Les taux de libération des éléments radioactifs dans l'atmosphère concordent généralement sauf pour certaines catégories parmi lesquelles on retrouve le strontium 90. Le strontium 90 relâché est estimé trois fois moindre dans le rapport Rasmussen. Par ailleurs la dosimétrie interne utilisée dans ce même rapport, c'est-à-dire la conversion de 1 curie inhalé en rem pour les différents organes, varie par rapport à celle publiée en 1959 par la Commission Internationale de Protection Radiologique (CIPR). Dès la version préliminaire au rapport final Rasmussen, on peut d'ailleurs déjà constater des différences. Ainsi, la dose infligée au poumon y a été divisée par 4 pour le césium 137, par 10 pour le strontium 89 et 90 et par 20 pour le baryum 140. La dosimétrie concernant le corps dans sa totalité, qui figurait dans le rapport préliminaire et qui permettait de faire des comparaisons, ne figure plus dans le rapport final, où la moelle osseuse est choisie comme organe de référence.
D'autre part, il est curieux de constater que pour le groupe Rasmussen un homme inhale, en respirant, un volume d'air de 1,3 fois inférieur à celui indiqué par les deux autres rapports. D'autres hypothèses tendent à diminuer la concentration du nuage : présence de bâtiments qui augmentent la dispersion, vitesse non négligeable de dépôt au sol des particules radioactives ; du rapport préliminaire au rapport final, cette vitesse a été multipliée par 5.

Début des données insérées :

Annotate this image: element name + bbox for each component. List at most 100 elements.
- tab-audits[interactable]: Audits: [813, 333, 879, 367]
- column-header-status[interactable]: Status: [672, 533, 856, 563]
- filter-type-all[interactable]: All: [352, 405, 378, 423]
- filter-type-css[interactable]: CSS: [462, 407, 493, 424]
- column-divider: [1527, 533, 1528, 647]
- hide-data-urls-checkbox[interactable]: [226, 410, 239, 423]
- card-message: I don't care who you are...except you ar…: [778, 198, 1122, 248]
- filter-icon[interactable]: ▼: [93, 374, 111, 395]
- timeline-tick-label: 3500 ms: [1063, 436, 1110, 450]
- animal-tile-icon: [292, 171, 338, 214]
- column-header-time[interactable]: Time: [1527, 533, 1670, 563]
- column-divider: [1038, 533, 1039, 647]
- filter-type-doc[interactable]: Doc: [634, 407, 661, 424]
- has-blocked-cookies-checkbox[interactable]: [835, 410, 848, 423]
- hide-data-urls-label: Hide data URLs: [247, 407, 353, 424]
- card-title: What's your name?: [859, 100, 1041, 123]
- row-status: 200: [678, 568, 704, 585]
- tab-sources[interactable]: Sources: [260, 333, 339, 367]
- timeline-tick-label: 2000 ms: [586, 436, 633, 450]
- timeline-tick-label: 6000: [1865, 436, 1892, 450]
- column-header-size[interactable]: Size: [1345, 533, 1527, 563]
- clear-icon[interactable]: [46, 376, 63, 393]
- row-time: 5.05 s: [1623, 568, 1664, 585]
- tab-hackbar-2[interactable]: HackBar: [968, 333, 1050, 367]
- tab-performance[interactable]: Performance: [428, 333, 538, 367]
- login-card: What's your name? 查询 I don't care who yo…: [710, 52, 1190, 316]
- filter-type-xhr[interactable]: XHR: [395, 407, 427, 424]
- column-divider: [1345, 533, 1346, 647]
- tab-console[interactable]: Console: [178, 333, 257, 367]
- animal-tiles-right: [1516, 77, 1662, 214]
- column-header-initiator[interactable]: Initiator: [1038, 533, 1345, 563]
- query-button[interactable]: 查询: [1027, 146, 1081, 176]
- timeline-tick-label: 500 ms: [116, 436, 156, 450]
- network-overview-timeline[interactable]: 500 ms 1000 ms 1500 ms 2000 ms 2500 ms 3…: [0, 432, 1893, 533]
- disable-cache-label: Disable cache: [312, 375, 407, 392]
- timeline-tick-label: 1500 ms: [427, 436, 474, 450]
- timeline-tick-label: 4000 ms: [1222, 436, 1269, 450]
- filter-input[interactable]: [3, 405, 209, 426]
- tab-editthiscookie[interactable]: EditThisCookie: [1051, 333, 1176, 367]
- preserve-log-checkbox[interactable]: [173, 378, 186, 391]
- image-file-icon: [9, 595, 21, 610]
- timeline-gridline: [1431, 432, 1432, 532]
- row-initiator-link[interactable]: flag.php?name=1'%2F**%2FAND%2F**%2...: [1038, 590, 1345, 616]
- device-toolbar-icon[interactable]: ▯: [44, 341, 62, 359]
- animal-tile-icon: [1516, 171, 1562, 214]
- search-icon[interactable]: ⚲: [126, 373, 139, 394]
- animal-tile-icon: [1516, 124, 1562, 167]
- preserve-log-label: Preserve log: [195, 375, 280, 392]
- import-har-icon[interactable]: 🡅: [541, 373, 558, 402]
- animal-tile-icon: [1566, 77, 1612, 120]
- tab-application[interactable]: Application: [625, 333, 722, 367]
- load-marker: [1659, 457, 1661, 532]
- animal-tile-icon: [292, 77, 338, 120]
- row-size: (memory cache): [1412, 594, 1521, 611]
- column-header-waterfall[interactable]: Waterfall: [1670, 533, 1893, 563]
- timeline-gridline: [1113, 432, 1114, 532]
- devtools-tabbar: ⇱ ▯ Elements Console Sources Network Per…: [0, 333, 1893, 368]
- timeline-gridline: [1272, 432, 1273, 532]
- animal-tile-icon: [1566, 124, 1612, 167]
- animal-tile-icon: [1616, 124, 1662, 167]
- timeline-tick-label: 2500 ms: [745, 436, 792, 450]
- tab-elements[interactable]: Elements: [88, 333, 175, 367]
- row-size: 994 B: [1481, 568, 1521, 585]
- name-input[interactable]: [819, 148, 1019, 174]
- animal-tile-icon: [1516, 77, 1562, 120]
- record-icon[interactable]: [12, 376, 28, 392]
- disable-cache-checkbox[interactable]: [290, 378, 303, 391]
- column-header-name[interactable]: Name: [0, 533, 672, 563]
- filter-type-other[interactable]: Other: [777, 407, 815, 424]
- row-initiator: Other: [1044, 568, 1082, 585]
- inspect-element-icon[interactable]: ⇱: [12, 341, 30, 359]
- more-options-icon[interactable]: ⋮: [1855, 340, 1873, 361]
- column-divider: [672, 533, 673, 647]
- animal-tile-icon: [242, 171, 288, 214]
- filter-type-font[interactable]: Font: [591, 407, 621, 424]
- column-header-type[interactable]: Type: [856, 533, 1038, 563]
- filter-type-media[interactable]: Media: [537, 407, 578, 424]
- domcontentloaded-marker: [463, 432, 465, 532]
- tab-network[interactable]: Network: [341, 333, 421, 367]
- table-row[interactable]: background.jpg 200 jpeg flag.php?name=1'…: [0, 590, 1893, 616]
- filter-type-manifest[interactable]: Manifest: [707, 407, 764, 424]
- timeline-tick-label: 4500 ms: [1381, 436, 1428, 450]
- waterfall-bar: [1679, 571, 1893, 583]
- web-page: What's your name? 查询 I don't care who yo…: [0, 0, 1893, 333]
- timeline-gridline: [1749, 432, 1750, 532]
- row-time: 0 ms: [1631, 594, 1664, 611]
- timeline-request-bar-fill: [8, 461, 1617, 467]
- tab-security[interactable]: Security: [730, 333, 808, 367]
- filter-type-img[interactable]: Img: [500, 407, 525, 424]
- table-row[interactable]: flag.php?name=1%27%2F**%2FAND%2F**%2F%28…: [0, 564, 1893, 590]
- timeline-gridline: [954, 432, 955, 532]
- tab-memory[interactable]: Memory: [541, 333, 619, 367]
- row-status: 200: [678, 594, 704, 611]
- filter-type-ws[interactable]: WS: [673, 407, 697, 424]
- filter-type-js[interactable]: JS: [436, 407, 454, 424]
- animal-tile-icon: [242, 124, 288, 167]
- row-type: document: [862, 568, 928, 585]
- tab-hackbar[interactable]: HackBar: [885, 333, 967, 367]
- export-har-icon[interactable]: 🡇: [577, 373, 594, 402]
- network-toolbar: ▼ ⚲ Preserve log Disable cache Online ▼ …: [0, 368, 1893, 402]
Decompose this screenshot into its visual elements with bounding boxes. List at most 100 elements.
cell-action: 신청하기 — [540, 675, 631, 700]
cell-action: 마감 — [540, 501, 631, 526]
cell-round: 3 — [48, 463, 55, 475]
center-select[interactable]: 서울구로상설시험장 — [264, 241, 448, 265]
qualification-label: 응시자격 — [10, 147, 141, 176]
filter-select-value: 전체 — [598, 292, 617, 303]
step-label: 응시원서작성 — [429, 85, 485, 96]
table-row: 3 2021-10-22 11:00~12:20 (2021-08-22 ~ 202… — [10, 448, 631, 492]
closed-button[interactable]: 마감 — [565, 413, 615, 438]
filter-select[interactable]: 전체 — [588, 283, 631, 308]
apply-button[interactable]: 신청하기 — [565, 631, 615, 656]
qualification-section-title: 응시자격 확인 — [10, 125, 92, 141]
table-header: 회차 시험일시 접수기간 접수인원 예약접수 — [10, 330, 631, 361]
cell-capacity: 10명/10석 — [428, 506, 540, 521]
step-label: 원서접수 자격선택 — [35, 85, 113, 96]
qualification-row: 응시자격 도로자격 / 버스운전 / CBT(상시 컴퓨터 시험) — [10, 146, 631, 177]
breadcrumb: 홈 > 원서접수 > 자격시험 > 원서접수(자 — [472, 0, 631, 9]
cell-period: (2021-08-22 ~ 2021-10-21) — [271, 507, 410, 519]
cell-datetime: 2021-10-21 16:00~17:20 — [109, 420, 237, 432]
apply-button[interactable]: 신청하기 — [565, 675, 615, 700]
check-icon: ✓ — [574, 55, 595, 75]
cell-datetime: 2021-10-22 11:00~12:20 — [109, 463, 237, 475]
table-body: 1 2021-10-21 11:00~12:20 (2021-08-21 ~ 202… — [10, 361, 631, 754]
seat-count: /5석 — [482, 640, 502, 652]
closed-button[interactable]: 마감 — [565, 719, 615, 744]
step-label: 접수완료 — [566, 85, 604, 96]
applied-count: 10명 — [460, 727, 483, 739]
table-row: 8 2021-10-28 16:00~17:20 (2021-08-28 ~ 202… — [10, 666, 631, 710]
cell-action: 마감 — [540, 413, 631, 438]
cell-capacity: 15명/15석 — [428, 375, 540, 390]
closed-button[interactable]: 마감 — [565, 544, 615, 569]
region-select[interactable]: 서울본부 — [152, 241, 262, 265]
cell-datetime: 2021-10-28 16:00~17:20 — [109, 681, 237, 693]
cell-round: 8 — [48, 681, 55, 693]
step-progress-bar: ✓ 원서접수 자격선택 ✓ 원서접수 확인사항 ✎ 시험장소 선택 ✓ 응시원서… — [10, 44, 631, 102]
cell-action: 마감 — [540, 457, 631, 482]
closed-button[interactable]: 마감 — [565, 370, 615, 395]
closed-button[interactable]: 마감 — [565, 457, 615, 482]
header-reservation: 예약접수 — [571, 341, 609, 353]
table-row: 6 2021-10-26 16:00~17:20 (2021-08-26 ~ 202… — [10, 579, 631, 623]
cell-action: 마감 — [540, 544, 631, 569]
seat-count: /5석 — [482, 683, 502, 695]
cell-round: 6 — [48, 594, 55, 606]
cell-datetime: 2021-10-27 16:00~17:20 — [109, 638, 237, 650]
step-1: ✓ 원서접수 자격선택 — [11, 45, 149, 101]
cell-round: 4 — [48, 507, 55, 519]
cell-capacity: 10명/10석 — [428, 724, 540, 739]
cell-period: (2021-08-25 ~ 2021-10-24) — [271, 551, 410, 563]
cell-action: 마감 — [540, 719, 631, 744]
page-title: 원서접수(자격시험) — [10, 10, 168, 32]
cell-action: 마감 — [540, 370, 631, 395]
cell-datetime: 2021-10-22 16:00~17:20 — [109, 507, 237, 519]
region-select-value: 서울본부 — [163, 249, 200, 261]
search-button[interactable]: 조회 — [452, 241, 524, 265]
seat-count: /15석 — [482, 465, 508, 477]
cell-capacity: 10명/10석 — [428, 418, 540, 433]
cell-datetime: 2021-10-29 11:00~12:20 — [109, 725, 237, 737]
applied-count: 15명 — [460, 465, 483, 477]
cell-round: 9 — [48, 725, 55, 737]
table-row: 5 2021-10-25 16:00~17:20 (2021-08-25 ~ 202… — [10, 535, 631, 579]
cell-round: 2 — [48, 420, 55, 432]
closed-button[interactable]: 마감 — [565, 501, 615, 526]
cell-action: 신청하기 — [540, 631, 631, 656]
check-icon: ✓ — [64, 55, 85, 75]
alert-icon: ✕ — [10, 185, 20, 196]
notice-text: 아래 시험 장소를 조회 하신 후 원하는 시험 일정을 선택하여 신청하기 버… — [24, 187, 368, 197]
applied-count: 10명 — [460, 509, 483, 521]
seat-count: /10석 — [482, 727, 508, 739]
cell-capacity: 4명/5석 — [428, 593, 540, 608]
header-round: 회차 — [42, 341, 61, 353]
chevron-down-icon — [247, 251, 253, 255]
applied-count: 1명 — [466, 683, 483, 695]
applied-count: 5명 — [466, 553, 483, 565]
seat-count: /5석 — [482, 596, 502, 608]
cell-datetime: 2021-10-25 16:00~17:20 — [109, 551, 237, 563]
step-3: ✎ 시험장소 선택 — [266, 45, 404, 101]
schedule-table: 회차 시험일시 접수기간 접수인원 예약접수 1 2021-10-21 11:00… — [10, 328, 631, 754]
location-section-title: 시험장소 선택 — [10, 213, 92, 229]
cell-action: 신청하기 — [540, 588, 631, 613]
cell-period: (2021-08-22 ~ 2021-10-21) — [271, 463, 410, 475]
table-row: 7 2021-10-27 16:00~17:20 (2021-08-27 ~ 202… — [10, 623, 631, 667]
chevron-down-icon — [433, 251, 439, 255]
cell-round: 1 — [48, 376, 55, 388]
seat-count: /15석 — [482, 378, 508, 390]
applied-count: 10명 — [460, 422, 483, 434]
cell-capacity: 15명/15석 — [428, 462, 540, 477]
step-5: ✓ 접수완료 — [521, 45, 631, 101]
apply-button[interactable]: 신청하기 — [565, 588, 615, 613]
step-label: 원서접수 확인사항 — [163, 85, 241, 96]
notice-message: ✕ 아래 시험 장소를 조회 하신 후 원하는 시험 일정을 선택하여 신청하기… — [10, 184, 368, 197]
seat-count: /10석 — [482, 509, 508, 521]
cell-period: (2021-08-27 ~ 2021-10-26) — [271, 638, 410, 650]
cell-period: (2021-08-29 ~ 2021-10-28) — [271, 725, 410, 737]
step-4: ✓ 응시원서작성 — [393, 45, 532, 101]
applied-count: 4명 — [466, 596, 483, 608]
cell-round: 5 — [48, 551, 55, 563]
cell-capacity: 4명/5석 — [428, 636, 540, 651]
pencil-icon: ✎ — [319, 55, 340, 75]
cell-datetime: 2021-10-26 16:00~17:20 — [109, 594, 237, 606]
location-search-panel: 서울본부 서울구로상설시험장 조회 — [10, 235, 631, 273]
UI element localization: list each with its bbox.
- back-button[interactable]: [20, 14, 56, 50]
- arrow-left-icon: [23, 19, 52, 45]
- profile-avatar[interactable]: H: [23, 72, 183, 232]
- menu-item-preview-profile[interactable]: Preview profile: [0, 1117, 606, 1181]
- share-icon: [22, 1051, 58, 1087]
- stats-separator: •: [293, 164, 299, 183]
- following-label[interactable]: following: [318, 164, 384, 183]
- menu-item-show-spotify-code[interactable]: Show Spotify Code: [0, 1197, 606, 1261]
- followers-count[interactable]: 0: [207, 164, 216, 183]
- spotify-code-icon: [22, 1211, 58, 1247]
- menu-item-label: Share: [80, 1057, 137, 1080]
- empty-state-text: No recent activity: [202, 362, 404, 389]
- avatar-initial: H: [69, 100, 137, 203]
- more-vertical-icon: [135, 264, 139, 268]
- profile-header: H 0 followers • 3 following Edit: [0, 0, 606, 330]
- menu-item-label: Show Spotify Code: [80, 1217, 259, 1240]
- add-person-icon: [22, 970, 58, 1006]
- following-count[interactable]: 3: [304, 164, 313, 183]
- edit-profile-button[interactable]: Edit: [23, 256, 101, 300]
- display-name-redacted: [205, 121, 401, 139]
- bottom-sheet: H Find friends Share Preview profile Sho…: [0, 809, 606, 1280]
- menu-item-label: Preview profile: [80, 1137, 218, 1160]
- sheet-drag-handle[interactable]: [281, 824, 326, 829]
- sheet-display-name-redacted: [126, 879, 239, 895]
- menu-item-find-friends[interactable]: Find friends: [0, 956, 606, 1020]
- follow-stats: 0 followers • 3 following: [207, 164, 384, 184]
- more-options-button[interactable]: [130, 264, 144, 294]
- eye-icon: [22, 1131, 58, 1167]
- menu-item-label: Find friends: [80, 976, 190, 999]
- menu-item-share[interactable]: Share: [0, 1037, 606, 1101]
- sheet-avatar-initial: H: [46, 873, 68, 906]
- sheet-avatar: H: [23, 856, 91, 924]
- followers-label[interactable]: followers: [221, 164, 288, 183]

Comment s'étonner alors, en considérant toutes ces hypothèses de départ optimistes, des conclusions peu alarmistes de ce rapport. La preuve du " nucléaire sans danger " n'est plus désormais qu'un gros tas de papier périmé ! Tout est à recommencer ! Mais il est inquiétant de penser que c'est sur ces travaux que repose la politique mondiale de sécurité nucléaire.
Jacqueline Denis-Lempereur,
Science & Vie n°741, juin 1979.
(1) L'AEC correspond à notre Commissariat à l'Energie Atomique. Il a été scindé en deux organismes: le MRC chargé de la sécurité et l'ERDA chargé de la recherche et du développement.
(2) Ces spécialistes font partis du Groupement de Scientifiques pour l'Information sur l'Energie Nucléaire (G.S.I.E.N.).
(3) On estime à 700 g la quantité d'uranium 235 qui s'est désintégré à Hiroshima.